Did you know that every year the Pantone Corporation chooses a Color of the Year? I didn’t until recently, so I kind of got to wondering how they make their selection. Is it arbitrary? Turns out, no. Pantone apparently spends months analyzing worldwide color influences from things like the entertainment industry, traveling art collections, new artists, popular travel destinations, technology, and even upcoming major sports events. In a way, they don’t choose the color; they notice it. The 2013 Color of the Year is emerald. Incidentally, emerald is also the birthstone for the current month. So, with spring in full swing, it seems like a good time to talk about photographing the color green. I’m already noticing a lot more “green” photography from Lawrence Camera customers sharing their images on our Facebook page.
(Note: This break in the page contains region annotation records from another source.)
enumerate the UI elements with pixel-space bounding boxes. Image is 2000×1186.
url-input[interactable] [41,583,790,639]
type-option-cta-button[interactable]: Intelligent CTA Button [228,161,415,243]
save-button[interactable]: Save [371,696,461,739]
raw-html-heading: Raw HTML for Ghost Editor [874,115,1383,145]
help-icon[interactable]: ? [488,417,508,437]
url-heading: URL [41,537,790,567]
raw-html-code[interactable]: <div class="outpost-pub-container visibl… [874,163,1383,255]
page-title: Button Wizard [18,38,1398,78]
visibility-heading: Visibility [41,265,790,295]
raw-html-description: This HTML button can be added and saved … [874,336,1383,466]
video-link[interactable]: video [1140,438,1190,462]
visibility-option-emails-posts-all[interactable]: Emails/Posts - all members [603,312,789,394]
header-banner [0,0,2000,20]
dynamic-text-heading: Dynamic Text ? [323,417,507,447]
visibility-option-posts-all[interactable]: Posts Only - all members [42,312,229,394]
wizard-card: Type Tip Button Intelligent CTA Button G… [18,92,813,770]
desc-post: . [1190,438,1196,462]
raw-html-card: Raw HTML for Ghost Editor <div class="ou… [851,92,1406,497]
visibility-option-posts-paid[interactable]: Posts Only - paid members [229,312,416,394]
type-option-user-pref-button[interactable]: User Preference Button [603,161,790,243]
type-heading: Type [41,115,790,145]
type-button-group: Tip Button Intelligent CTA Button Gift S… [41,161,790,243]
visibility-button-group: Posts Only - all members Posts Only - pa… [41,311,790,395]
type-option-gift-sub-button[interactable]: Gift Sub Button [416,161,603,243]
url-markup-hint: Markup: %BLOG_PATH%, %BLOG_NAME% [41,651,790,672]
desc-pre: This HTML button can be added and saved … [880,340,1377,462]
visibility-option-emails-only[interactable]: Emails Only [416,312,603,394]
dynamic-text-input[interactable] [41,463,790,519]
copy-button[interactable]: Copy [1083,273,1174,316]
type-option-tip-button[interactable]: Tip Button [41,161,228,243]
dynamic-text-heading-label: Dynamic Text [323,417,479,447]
Pantone Color of the year for photography

Photo by Linda Shannon-Morgan

Pantone COlor of the Year in Photographs

Photo by Jim Gaston

Pantone Color of the Year in Photographs

Photo by Patty Miller

If you’d like to join the party, here are some helpful hints for photographing the color green:

  1. Go with complementary colors. You can make green really pop by pairing it with reds, purples, and/or pinks. For nature photography, you don’t need to look far: Mother Nature is very generous in providing complementary colors! Keep in mind that green is a receding color, so if you pair it with an advancing color like yellow or red, it can appear to recede into the background. Pairing advancing and receding hues can add great depth to a photograph.
  2. Go monotone. Showcase the color’s different tonal shades. One way to do this is to incorporate a reflection of your subject using something other than a mirror so that you get the suggestion of the same green but not the same exact green. Of course, Mother Nature is also generous here by providing lots of different greens in addition to actual shade, as in tree shade.
  3. Use a polarizing filter. A polarizing filter increases color saturation and can help your greens (and blues) appear more vibrant. Go easy, though. A sapphire noon sky or blindingly green foliage can make photos appear downright unrealistic.
  4. Beware of color casting. If there’s a lot of green in a scene, be vigilant. The brain makes adjustments so that the eyes don’t see the resulting color cast that the camera will capture. Try custom white balance, or fix the casting later using photo-editing software like Photoshop.
  5. Shoot slightly under exposure. Shooting slightly under-exposure can create more vivid colors in your photos. Green has a large range in brightness values—one of the largest of all hues—and is the hue to which the human eye is most sensitive. That is, our eyes can detect the huge variety of green tones created by different brightness values. Take advantage!